The world has been overrun by zombies. One of them is R (Nicholas Hoult), a young man who wanders the airport, internally lamenting his existence and worrying about his inevitable future as a “Boney”: a skeletal-like zombie that has completely lost all humanity. Humans still exist, however, but they are walled off in a safe zone within the city. To survive, they send out scavenger parties for food and medicine. Julie (Teresa Palmer), her boyfriend Perry (Dave Franco) and her friend Nora (Analeigh Tipton) make up one such party. While out on excursion, her group is found by R and his raiding party, who slaughters nearly everyone. R personally kills Perry, and, after eating his brain and experiencing Perry’s memories, R is overwhelmed by emotion when he spots Julie. He decides to protect her from his fellow zombies, taking her as a hostage of sorts and keeping her in his makeshift home on an abandoned plane. Clearly, something has changed in the human-zombie dynamic, and perhaps it’s this chance encounter between R and Julie that can save the world.
While definitely a zombie movie, these aren’t the typical, permanently slow-moving, brain dead shuffling corpses featured in most genre films. These zombies can move quickly when they need to, they have thoughts and opinions, and they can even speak in limited phrases when necessary. This may disappoint audiences who are partial to traditional Romero zombies, since Warm Bodies is more akin to the Return of the Night of the Living Dead films, which introduced brain eating to the genre. The filmmakers ingeniously built on that concept, explaining how zombies are able to relive the memories of their victims through this process, and why zombies covet the brain so much. It’s a great mechanic, and one of the few surprises in the film. Fortunately, the filmmakers introduce the zombies early and are consistent in their concept, so audiences of all zombie persuasions will quickly learn to accept those featured here. The only lapse in logic comes with the Boneys who are inexplicably faster and stronger than regular zombies – and even humans – despite being near-skeletons.
The story is rock solid, considering that the plot has been tested time and time again since the days of Shakespeare, and the cast handles their roles admirably. Most notable is Nicholas Hoult as R. It must be a unique challenge to find ways to be expressive within a non-expressive character. R doesn’t even seem to blink at all. Yet, Hoult manages to carry the film handily, earning audiences’ sympathy with every action and audiences’ laughter with his dry delivery during his voiced-over inner monologues. Surprisingly, the film is presented much more seriously than one might expect from a romantic comedy featuring zombies. There aren’t many gags in the film, but when comedy is needed to break up the drama, Rob Corddy as R’s best friend comes through in spades.
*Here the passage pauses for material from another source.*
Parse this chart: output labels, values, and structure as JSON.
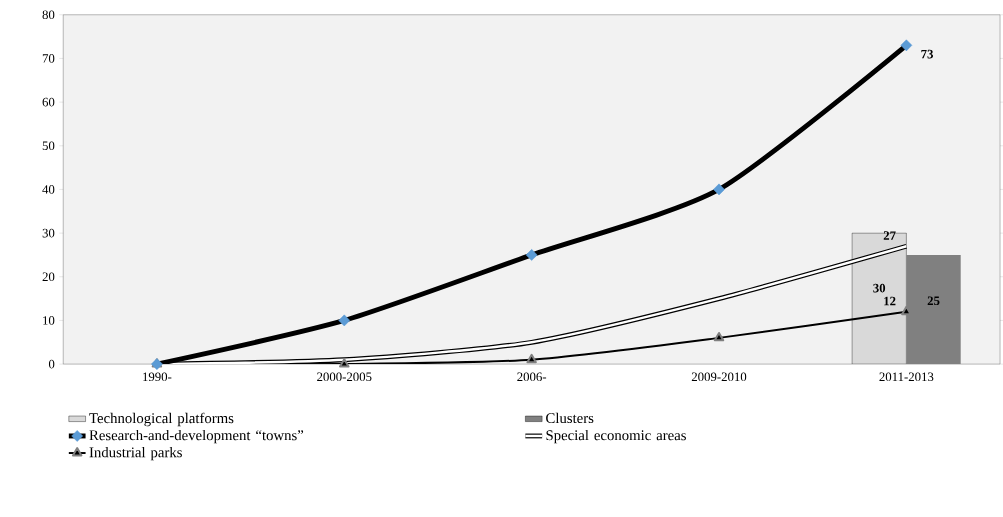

For audiences who have seen the trailers, there’s very little to surprise them in Warm Bodies beyond the uncommon take on zombies. The predictability becomes more intense once an iconic scene featuring a balcony takes place early in the third act and suddenly all of the names and initials become clear. Nevertheless, predictability isn’t necessarily a hallmark of an unsatisfying film, and Warm Bodies strays enough from the story it alludes to in order to be its own tale.
Overall, Warm Bodies is a fun movie and, while it’s early yet, this is easily the best film of the year. It’s smart, funny, and, best of all it knows exactly the kind of movie it wants to present and rigidly sticks to the plan. Impressively, Warm Bodies has created a concept that all zombie fans can put aside their differences and appreciate. For a film about uniting people, there’s no greater success than that.